Like all of us, CBS was waiting for the first big moment of the NCAA Tournament, and when it happened CBS was fully prepared. The bizarre ending to the Butler-Pitt game on Saturday featured two controversial foul calls in the final seconds. Butler won on a free throw with less than a second after Pitt was called for a foul underneath its own basket. CBS was all over it: timely reports, replays and analysis, including an interview with John Adams, the tournament's coordinator of officiating. It was CBS's finest moment of March Madness so far.

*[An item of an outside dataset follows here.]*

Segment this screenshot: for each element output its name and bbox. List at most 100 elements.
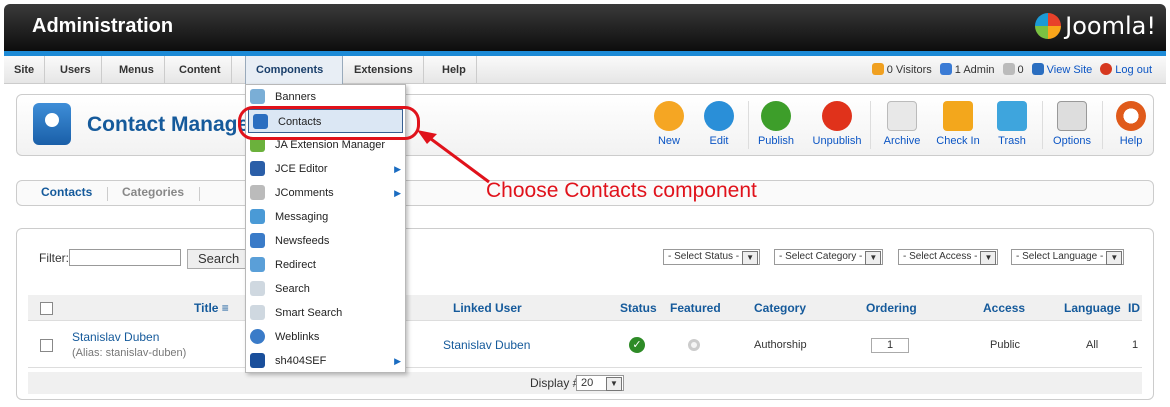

But the one thing that stood out -- aside from how the officials were overwhelmingly defended for their calls -- was how classy everyone was in the wake of Butler's victory. Butler coach Brad Stevens' initial comments were about how badly he felt for Pitt. Jamie Dixon, the Pitt coach, said the call was not why his Panthers lost. But Pitt's Nasir Robinson showed the most grace. Instead of blaming the referee for making a call nearly 90 feet from Butler's basket, Robinson took full responsibility, saying: "It wasn't the ref's fault. It was my fault.''
Montreal Canadiens forward Max Pacioretty recently suffered a severe concussion and a cracked vertebra when he was slammed into an extension that separates the team benches by Bruins defenseman Zdeno Chara. At their meetings last week, the NHL general managers didn't take any steps to have those extensions removed, and now outspoken analyst Mike Milbury, who can be seen on NBC and Hockey Night in Canada, has put NHL commissioner Gary Bettman and players’ union head Don Fehr on notice. On Saturday night's Hockey Night in Canada broadcast, Milbury looked straight at the camera and said: "One guy breaks his neck and it's on you, Gary Bettman, and it's on you, Don Fehr. Somebody should've stepped in, and they didn't. Shame on you!''
Three things that popped into my head
1. Canadiens defenseman P.K. Subban is a good player, but he is an embarrassment to the NHL for his consistent lack of respect for the game. Faking an injury to get the Lightning’s Vinny Lecavalier kicked out of a game last week was disgraceful. And don't think the league and the referees will forget that Subban showed up both up with his little acting job.
2. How cool was it to think that people up north might have tuned into the Transitions Championship over the weekend and thought, "Man, the St. Petersburg-Clearwater area looks like a beautiful place to live.''
3. It seems flat-out wrong that Dick Vitale has never called an NCAA Tournament game.